VON STEENGRACHT: From May 1943 I was State Secretary of the Foreign Office.

DR. HORN: What were your activities?

VON STEENGRACHT: In order to present my activities in a comprehensible way, I must make the following prefatory remarks:

From the beginning of the war, the Foreign Minister had his office in the neighborhood of Hitler’s headquarters; that is to say in most instances several hundred kilometers distant from Berlin. There he carried on business with a restricted staff. The Foreign Office in Berlin had duties of a routine and administrative nature. But above all, its duty was also the execution of the regular intercourse with foreign diplomats.

Within the limits of this field of duties, I bore the responsibility, as State Secretary, from May 1943. The molding of foreign political opinion, the decisions and instructions in foreign policy, on the other hand, originated from headquarters, mostly without any participation, sometimes also without any subsequent information to the Foreign Office.

DR. HORN: Who determined the basic lines of the foreign policy?

VON STEENGRACHT: The foreign policy, not only on its basic lines, but also usually down to the most minute details, was determined by Hitler himself.

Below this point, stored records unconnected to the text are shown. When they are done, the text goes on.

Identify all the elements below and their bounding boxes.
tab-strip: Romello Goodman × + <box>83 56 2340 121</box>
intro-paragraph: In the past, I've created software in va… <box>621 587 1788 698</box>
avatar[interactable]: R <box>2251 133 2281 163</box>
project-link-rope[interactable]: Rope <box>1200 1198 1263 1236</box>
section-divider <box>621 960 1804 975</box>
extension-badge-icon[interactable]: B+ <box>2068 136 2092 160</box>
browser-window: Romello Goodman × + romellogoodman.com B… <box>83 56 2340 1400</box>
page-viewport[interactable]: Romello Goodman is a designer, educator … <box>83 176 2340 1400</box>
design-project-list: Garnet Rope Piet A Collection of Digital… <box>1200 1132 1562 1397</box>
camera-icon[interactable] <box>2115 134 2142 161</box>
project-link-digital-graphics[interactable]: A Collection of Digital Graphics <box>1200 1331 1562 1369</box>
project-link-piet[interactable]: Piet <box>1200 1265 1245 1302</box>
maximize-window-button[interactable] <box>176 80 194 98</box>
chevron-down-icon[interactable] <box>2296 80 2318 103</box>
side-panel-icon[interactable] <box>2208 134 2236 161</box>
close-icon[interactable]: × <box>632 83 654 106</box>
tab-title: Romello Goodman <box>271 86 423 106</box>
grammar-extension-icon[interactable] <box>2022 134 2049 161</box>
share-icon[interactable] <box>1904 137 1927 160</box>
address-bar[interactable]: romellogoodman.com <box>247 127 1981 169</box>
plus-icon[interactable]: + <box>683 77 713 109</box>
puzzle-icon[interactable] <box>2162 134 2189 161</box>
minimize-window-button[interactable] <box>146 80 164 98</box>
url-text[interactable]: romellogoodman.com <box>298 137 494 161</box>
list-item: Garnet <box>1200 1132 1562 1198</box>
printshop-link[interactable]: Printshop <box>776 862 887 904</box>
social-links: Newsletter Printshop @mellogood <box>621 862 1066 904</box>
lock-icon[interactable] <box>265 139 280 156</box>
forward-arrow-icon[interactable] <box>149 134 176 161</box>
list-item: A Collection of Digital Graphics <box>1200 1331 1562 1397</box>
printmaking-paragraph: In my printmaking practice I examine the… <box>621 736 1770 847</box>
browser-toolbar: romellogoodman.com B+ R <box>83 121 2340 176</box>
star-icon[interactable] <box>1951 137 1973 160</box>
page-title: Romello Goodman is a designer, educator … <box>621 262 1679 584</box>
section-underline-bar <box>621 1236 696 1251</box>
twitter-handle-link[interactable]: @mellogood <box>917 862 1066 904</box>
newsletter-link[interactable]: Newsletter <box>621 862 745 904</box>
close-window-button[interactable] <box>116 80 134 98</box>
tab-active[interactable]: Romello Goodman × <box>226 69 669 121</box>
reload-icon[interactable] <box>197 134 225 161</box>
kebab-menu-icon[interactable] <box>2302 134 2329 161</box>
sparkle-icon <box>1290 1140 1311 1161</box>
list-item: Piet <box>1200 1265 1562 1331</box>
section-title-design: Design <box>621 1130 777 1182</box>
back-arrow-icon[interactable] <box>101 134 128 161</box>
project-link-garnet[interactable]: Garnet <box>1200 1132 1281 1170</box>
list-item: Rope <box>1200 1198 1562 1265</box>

Ribbentrop frequently stated that the Führer needed no Foreign Minister, he simply wanted a foreign political secretary. Ribbentrop, in my opinion, would have been satisfied with such a position because then at least, backed by Hitler’s authority, he could have eliminated partly the destructive and indirect foreign political influences and their sway on Hitler. Perhaps he might then have had a chance of influencing Hitler’s speeches, which the latter was accustomed to formulate without Ribbentrop, even in the foreign political field.

DR. HORN: Were there other offices or personalities, in addition to the Foreign Office, that concerned themselves with foreign policy?

VON STEENGRACHT: Yes, there was practically no office in the Party or its organizations that, after 1933, had no foreign political ambitions. Every one of these offices had a sort of foreign bureau through which it took up connections with foreign countries in the attempt to gain its own foreign political channels.